Das muss in die HTML-Seite rein, irgendwo zwischen <head> und </head> .
Anstatt "hocker.jpg" musst du den korrekten Pfad zu dem Bild eintragen, welches vorgeladen werden soll, das wars.


----------



## ragazzo (19. Januar 2004)

Sorry, da habe ich mich unklar ausgedrückt, ich meinte was ist wenn ich eine HTML-Seite vorladen will? Wie schaut dann die Sache aus? 

Kann ich da statt der Datei mit der Endung  .jpg eine mit der Endung .html reinschreiben ?


----------



## Sven Mintel (19. Januar 2004)

Nö, das bringt nix.
Du kannst in die Seite ein verstecktes <iframe> packen, und dort als "src" die entsprechende Seite angeben.

Du machst dir damit aber wenig Freunde,...woher willst du wissen, dass der Besucher auf die entsprechende Seite will? ....würdest du das toll finden, wenn du auf allen Seiten im Netz erstmal Megabyteweise Zeugs laden musst, nur um eine einzige Seite zu sehen? 

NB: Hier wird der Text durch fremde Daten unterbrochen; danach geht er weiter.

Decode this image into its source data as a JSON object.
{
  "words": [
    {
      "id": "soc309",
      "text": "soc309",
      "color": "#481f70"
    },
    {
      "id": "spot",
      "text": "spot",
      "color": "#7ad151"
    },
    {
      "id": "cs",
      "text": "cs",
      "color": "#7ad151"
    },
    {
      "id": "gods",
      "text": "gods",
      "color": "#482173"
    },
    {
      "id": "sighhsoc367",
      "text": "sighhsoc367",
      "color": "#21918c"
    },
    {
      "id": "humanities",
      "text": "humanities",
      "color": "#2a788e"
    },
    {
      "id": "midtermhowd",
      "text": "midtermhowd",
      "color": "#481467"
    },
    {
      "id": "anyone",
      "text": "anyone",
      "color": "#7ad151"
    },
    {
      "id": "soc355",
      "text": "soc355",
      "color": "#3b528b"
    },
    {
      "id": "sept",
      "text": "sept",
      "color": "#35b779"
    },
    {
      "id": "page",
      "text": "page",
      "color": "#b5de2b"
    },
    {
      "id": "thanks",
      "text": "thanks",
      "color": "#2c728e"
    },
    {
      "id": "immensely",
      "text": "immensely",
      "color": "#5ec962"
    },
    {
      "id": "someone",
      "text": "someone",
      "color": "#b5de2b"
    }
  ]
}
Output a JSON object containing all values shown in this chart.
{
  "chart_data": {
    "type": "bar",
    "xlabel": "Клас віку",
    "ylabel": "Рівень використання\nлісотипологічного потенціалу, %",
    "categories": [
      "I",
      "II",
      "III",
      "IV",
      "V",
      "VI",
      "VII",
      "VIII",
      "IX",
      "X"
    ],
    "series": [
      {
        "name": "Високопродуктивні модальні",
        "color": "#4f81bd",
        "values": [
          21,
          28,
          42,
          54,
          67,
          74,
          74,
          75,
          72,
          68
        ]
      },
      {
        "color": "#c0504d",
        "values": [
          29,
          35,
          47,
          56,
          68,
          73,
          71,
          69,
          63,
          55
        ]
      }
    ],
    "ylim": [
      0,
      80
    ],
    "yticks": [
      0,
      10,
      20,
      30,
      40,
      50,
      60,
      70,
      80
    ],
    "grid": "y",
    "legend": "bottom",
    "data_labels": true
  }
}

Stell dir das mal bei Microsoft vor:
Bitte warten.... es werden 300GB an Daten vorgeladen, damit es schneller geht


----------



## madom (19. Januar 2004)

hallo fatalus

wie versteckt man ein iframe?

gruss m.


----------



## Sven Mintel (19. Januar 2004)

Hallo,Madom... z.B. mit dem Code, welchen Gottox weiter oben gepostet hat...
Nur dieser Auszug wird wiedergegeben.